Portanto, mesmo que o mundo quântico seja probabilístico, a teoria descreve precisamente esse comportamento. Aliás, graças a essa precisão a revolução digital foi possível. O fato de o mundo quântico ser probabilístico não é um defeito da teoria mas uma propriedade fundamental da natureza. Einstein me perdoe, mas realmente não há razão para supormos que a teoria quântica esteja incompleta.

domingo, 3 de setembro de 2006

A escada modular



A engenharia natural depende de padrões que se repetem


Qualquer tipo de engenharia, para funcionar, precisa de módulos: partes de máquinas facilmente substituíveis ou que podem ser encaixadas umas nas outras rápida e eficientemente. Quando era garoto, adorava brincar com blocos de madeira e mais ainda com o Lego, aqueles tijolinhos de plástico que podem se transformar em aviões, barcos, espaçonaves ou monstros. Não é à toa que a engenharia usa a construção modular; a natureza também gosta de módulos, e o que fazemos é imitar, humildemente, o que aprendemos com ela. Os módulos mais simples são os átomos, conjuntos de apenas três partículas: elétrons girando em torno de núcleos feitos de prótons e nêutrons. Como num jogo de Lego que contém apenas três tipos de peças (mas muitas de cada uma delas), os átomos organizam suas partículas para criar todos os elementos químicos que ocorrem no Universo, do mais simples, o hidrogênio, com um elétron e apenas um próton no núcleo, ao urânio, com 92 elétrons e prótons e 146 nêutrons (há átomos maiores, mas eles foram criados artificialmente).

Após os átomos vêm as moléculas, combinações de átomos. A mais famosa talvez seja a molécula de água, com dois átomos de hidrogênio e um de oxigênio. Aqui, o número de combinações dispara; imagine poder combinar átomos de vários tipos e em números diversos, usando a atração elétrica entre eles. Existe, entretanto, uma distinção entre dois tipos de moléculas: as inorgânicas e as orgânicas. Como já diz o nome, as moléculas orgânicas têm algo a ver com a matéria dos organismos. Essencialmente, a química orgânica trata dos compostos formados por átomos de carbono, com exceção de sais simples, como carbonato de sódio. O interessante é que o conceito de módulo reaparece na química inorgânica e orgânica. Na inorgânica, temos os cristais, arranjos regulares de átomos.

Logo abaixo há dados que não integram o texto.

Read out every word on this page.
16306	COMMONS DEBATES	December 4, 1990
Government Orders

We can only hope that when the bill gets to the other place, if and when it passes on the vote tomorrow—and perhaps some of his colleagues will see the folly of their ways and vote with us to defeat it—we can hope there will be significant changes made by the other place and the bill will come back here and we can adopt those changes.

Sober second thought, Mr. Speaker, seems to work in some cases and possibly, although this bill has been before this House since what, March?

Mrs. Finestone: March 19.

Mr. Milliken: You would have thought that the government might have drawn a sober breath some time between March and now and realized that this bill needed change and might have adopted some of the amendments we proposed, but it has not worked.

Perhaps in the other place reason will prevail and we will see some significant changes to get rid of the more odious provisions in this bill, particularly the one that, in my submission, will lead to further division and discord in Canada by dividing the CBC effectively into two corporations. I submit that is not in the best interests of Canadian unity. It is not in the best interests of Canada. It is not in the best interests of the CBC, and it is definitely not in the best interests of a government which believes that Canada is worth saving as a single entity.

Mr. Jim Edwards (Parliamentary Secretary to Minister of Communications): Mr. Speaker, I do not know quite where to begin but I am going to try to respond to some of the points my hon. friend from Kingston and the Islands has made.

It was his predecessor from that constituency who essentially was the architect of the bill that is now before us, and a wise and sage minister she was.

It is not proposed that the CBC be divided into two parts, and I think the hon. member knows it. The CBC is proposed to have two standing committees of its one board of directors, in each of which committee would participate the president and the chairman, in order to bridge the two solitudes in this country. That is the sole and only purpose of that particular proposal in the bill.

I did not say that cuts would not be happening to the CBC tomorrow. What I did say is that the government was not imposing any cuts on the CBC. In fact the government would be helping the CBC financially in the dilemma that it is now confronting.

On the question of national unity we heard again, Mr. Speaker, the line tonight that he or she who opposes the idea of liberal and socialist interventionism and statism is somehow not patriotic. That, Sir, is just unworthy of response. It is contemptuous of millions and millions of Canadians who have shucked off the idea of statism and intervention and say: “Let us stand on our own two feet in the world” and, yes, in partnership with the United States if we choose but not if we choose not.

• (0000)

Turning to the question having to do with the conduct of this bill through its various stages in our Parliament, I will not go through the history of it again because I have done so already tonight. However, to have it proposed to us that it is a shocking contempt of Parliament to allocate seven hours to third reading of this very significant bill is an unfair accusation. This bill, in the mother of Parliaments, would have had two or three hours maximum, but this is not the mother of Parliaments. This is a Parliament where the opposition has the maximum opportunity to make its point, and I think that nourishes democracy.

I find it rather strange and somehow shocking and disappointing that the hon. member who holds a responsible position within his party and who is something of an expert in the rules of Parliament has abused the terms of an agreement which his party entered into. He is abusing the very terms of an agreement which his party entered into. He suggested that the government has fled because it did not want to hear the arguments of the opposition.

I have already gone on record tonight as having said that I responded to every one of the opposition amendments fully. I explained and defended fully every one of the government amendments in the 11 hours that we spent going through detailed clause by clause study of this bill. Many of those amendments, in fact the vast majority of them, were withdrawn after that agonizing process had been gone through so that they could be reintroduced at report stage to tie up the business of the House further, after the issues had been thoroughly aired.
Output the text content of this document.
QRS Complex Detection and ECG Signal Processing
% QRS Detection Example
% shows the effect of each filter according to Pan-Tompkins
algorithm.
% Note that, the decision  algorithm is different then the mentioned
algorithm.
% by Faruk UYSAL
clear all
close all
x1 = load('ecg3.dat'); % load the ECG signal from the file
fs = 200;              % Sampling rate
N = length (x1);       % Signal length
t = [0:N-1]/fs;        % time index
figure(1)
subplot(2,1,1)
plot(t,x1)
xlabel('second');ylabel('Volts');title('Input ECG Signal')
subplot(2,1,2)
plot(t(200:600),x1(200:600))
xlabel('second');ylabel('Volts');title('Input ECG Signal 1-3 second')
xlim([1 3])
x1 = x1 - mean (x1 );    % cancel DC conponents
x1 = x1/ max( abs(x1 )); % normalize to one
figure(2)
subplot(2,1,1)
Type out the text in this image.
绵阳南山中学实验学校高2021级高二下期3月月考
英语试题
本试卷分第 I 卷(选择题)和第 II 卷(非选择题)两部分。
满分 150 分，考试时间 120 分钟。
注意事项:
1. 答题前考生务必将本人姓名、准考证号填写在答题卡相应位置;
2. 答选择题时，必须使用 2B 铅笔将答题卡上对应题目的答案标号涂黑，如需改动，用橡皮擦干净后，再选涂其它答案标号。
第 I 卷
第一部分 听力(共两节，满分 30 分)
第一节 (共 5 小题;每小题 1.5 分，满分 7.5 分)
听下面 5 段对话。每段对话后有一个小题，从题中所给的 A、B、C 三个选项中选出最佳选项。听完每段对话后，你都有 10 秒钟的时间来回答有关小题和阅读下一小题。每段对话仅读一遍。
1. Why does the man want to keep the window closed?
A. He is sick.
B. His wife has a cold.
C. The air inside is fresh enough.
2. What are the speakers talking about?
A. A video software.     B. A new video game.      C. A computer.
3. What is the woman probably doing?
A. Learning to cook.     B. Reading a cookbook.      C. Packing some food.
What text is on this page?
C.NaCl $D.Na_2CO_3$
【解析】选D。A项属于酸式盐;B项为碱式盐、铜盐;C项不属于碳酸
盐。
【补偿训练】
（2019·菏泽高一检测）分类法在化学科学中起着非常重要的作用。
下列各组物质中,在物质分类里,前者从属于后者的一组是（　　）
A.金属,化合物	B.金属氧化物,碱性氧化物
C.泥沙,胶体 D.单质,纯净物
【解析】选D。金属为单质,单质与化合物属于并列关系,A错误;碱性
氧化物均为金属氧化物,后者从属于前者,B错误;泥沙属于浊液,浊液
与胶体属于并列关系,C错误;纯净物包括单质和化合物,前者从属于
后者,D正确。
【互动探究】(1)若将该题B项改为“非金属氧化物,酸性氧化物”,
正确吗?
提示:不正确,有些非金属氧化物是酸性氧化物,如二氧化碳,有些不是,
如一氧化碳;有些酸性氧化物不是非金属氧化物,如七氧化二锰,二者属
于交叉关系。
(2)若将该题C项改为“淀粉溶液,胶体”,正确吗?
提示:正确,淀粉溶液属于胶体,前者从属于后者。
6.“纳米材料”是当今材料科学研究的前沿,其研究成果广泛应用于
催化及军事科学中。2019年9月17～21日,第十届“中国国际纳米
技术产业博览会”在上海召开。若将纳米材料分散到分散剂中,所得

Na orgânica, da mesma maneira, os polímeros são compostos que repetem uma seqüência contendo átomos de carbono ligados entre si, como a espinha dorsal de uma serpente, C-C- C-C... Por sua vez, os átomos de carbono ligam-se a outros átomos, como hidrogênio ou radicais de hidroxila (OH), que têm um átomo de oxigênio e um de hidrogênio.

No próximo degrau na escada modular, encontramos as macromoléculas orgânicas, essenciais para a vida. A molécula de DNA, responsável pela transmissão de informação genética de geração a geração, tem uma estrutura modular baseada em grupos de aminoácidos, moléculas que contêm carboxila (COOH) e aminas (NH2). Os aminoácidos têm um papel fundamental na vida, sendo integrantes das proteínas.

Continuando, chegamos às células, bolsas contendo inúmeras estruturas que também se repetem, formadas, por sua vez, por macromoléculas orgânicas. Já as células se organizam em grupos modulares para criar os diversos tecidos. Módulos dentro de módulos dentro de módulos... Existe um princípio operando aqui, uma engenharia natural que se beneficia da repetição de padrões, que constrói estruturas cada vez mais complexas a partir de partes mais simples. A escada modular continua ao pularmos para o espaço. Vemos a repetição de padrões nas estrelas e suas cortes de planetas, nas galáxias que contêm bilhões de estrelas, e até nos grupos de galáxias, que podem ter centenas ou milhares delas, atraídas gravitacionalmente. Se nos átomos, nas moléculas e nas células é a atração elétrica que controla a composição modular, no espaço as estruturas são forjadas pela gravidade. Muda o cimento, mas não o princípio arquitetônico: o complexo pode surgir do simples. O todo é muito mais do que a soma das partes.